Last night, while browsing around the local multimedia emporium, I discovered that the classic underground film, Forbidden Zone, has finally been released on DVD. Oh joy! Oh rapture! I purchased a copy forthwith (fifthwith, even) and rushed home to watch it.

On the off chance that you're unfamiliar with this cinematic gem, it's a bizarre conglomeration of live-action, animation, and music that sprang forth from the creative minds of filmmaker/musician Richard Elfman (excruciatingly slow and gratuitous Flash site), and his brother, film/tv composer, Danny, who at that time was part of Richard's musical performance troupe called The Mystic Knights of the Oingo Boingo.

The film stars everyone's favorite French midget, Hervé Villechaize as King Fausto, the ruler of an underground world that looks like a Max Fleischer wet dream.

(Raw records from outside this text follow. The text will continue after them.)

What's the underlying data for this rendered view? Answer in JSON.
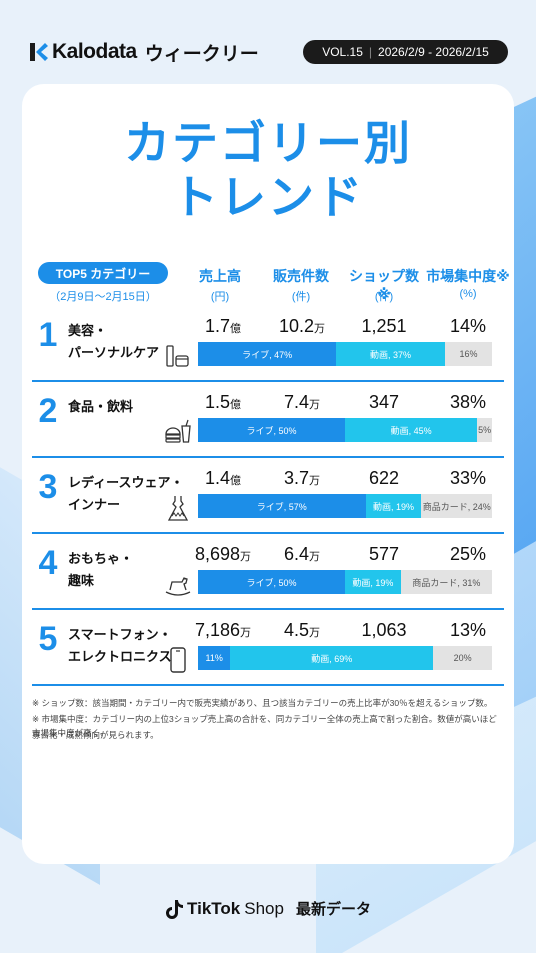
{
  "header": {
    "brand": "Kalodata",
    "weekly": "ウィークリー",
    "vol": "VOL.15",
    "period": "2026/2/9 - 2026/2/15"
  },
  "title": {
    "line1": "カテゴリー別",
    "line2": "トレンド"
  },
  "table": {
    "category_label": "TOP5 カテゴリー",
    "category_period": "（2月9日～2月15日）",
    "columns": [
      {
        "name": "売上高",
        "unit": "(円)"
      },
      {
        "name": "販売件数",
        "unit": "(件)"
      },
      {
        "name": "ショップ数※",
        "unit": "(件)"
      },
      {
        "name": "市場集中度※",
        "unit": "(%)"
      }
    ]
  },
  "chart_data": {
    "type": "table",
    "rows": [
      {
        "rank": "1",
        "name1": "美容・",
        "name2": "パーソナルケア",
        "icon": "cosmetics-icon",
        "sales": "1.7",
        "sales_unit": "億",
        "units": "10.2",
        "units_unit": "万",
        "shops": "1,251",
        "concentration": "14%",
        "segments": [
          {
            "type": "live",
            "label": "ライブ, 47%",
            "value": 47
          },
          {
            "type": "video",
            "label": "動画, 37%",
            "value": 37
          },
          {
            "type": "other",
            "label": "16%",
            "value": 16
          }
        ]
      },
      {
        "rank": "2",
        "name1": "食品・飲料",
        "name2": "",
        "icon": "food-icon",
        "sales": "1.5",
        "sales_unit": "億",
        "units": "7.4",
        "units_unit": "万",
        "shops": "347",
        "concentration": "38%",
        "segments": [
          {
            "type": "live",
            "label": "ライブ, 50%",
            "value": 50
          },
          {
            "type": "video",
            "label": "動画, 45%",
            "value": 45
          },
          {
            "type": "other",
            "label": "5%",
            "value": 5
          }
        ]
      },
      {
        "rank": "3",
        "name1": "レディースウェア・",
        "name2": "インナー",
        "icon": "dress-icon",
        "sales": "1.4",
        "sales_unit": "億",
        "units": "3.7",
        "units_unit": "万",
        "shops": "622",
        "concentration": "33%",
        "segments": [
          {
            "type": "live",
            "label": "ライブ, 57%",
            "value": 57
          },
          {
            "type": "video",
            "label": "動画, 19%",
            "value": 19
          },
          {
            "type": "other",
            "label": "商品カード, 24%",
            "value": 24
          }
        ]
      },
      {
        "rank": "4",
        "name1": "おもちゃ・",
        "name2": "趣味",
        "icon": "rocking-horse-icon",
        "sales": "8,698",
        "sales_unit": "万",
        "units": "6.4",
        "units_unit": "万",
        "shops": "577",
        "concentration": "25%",
        "segments": [
          {
            "type": "live",
            "label": "ライブ, 50%",
            "value": 50
          },
          {
            "type": "video",
            "label": "動画, 19%",
            "value": 19
          },
          {
            "type": "other",
            "label": "商品カード, 31%",
            "value": 31
          }
        ]
      },
      {
        "rank": "5",
        "name1": "スマートフォン・",
        "name2": "エレクトロニクス",
        "icon": "smartphone-icon",
        "sales": "7,186",
        "sales_unit": "万",
        "units": "4.5",
        "units_unit": "万",
        "shops": "1,063",
        "concentration": "13%",
        "segments": [
          {
            "type": "live",
            "label": "11%",
            "value": 11
          },
          {
            "type": "video",
            "label": "動画, 69%",
            "value": 69
          },
          {
            "type": "other",
            "label": "20%",
            "value": 20
          }
        ]
      }
    ]
  },
  "notes": {
    "n1": "※ ショップ数：該当期間・カテゴリー内で販売実績があり、且つ該当カテゴリーの売上比率が30％を超えるショップ数。",
    "n2": "※ 市場集中度：カテゴリー内の上位3ショップ売上高の合計を、同カテゴリー全体の売上高で割った割合。数値が高いほど市場集中度が高く、",
    "n3": "寡占化・成熟傾向が見られます。"
  },
  "footer": {
    "tiktok": "TikTok",
    "shop": "Shop",
    "sub": "最新データ"
  },
  "colors": {
    "accent": "#1c8ee8",
    "video": "#22c5ec",
    "other": "#e3e3e3"
  }
}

Fausto's sultry and insanely jealous wife, Queen Doris, is played by cult actress, Susan Tyrell, who reveals in one of the DVD's extras that she and Tattoo fell madly in love during the making of the film and went on to live in sin for over a year.

The quality of the DVD transfer is excellent, so the crisp cinematography and the remixed soundtrack showcase the surrealistic black-and-white imagery and Elfman's score brilliantly. The non-original tunes, like Nino Morales' Bim Bam Boom, Cab Calloway's Minnie the Moocher, and Pico and Sepulveda (by the mysterious Felix Figueroa and his Orchestra), lend an air of jazz-baby debauchery to the proceedings, that's totally appropriate for this wigged-out flick.

Mr. Bali Hai sez, "Check it out!"

Comments

oh my god!! this is such great news. i had just about given up on this ever being released on dvd. the next time i order dvds, that'll be the on the list for sure. thanks for the heads up.

Yeah, I've been waiting forever for Elfman to release this in a format other than Beta video. I don't know what took him so long.

I heard of this flick a coupla years back, and was waiting for its release on DVD. Now is the time. Thanks, MrBaliHai, for the headsup. And, my psychotronic film collection thanks you, too.

Find someway to get Rudy Ray Moore into that script and you've got celluloid dyn-o-mite (or should that be dol-e-mite)!